I am seeking an explanation for results that I am seeing in a loop that moves 64bytes per-iteration, from some source memory location to some destination memory location, using the x86 movdqu instruction (movdqu instruction supports moving of 16byte data from/to xmm-registers to/from unaligned memory locations). This is part of code that implements a function that is similar to memcpy()/java.lang.System.arraycopy()
There are 2 different patterns that I tried to implement the copy with:
Pattern1
0x30013f74: prefetchnta BYTE PTR [rsi]
0x30013f77: prefetchnta BYTE PTR [rdi]
0x30013f7a: movdqu xmm3, XMMWORD PTR [rsi+0x30]
0x30013f7f: movdqu xmm2, XMMWORD PTR [rsi+0x20]
0x30013f84: movdqu XMMWORD PTR [rdi+0x30],xmm3
0x30013f89: movdqu XMMWORD PTR [rdi+0x20],xmm2
0x30013f8e: movdqu xmm1, XMMWORD PTR [rsi+0x10]
0x30013f93: movdqu xmm0, XMMWORD PTR [rsi]

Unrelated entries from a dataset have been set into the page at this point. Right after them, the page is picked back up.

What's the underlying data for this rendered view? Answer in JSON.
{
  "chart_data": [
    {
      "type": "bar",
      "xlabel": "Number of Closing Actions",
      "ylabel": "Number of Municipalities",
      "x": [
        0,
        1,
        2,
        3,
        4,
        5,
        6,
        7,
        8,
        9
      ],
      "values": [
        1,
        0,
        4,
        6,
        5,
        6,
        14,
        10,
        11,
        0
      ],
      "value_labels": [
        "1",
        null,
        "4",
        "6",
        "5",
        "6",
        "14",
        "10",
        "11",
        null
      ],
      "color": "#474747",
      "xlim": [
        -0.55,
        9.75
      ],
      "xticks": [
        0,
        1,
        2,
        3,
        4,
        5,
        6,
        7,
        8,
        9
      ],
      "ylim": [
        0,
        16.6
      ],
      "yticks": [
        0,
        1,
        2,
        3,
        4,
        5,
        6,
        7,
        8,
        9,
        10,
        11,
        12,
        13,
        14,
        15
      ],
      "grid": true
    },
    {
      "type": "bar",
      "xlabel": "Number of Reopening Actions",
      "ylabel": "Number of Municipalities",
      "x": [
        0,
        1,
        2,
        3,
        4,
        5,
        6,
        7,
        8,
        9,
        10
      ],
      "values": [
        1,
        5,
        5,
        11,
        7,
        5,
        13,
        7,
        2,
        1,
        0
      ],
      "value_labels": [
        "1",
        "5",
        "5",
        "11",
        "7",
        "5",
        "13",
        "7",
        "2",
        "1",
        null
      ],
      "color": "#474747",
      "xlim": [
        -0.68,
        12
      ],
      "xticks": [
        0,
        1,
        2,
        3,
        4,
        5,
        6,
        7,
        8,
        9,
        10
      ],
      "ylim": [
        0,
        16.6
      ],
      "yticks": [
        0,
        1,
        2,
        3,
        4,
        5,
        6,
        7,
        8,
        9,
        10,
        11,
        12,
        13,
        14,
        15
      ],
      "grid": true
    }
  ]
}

0x30013f97: movdqu XMMWORD PTR [rdi+0x10], xmm1
0x30013f9c: movdqu XMMWORD PTR [rdi], xmm0
In this pattern, rsi holds the source (src) address, rdi holds the destination (dst) address, the xmm registers are used as temp registers. This code is iterated for as many times as copylen_in_bytes/64. As you can see, a ld-ld-st-st-ld-ld-st-st load-store pattern is followed here.
Pattern2
0x30013f74: prefetchnta BYTE PTR [rsi]
0x30013f77: prefetchnta BYTE PTR [rdi]
0x30013f7a: movdqu xmm3, XMMWORD PTR [rsi+0x30]
0x30013f7f: movdqu XMMWORD PTR [rdi+0x30], xmm3
0x30013f84: movdqu xmm2, XMMWORD PTR [rsi+0x20]
0x30013f89: movdqu XMMWORD PTR [rdi+0x20], xmm2
0x30013f8e: movdqu xmm1, XMMWORD PTR [rsi+0x10]
0x30013f93: movdqu XMMWORD PTR [rdi+0x10], xmm1
0x30013f98: movdqu xmm0, XMMWORD PTR [rsi]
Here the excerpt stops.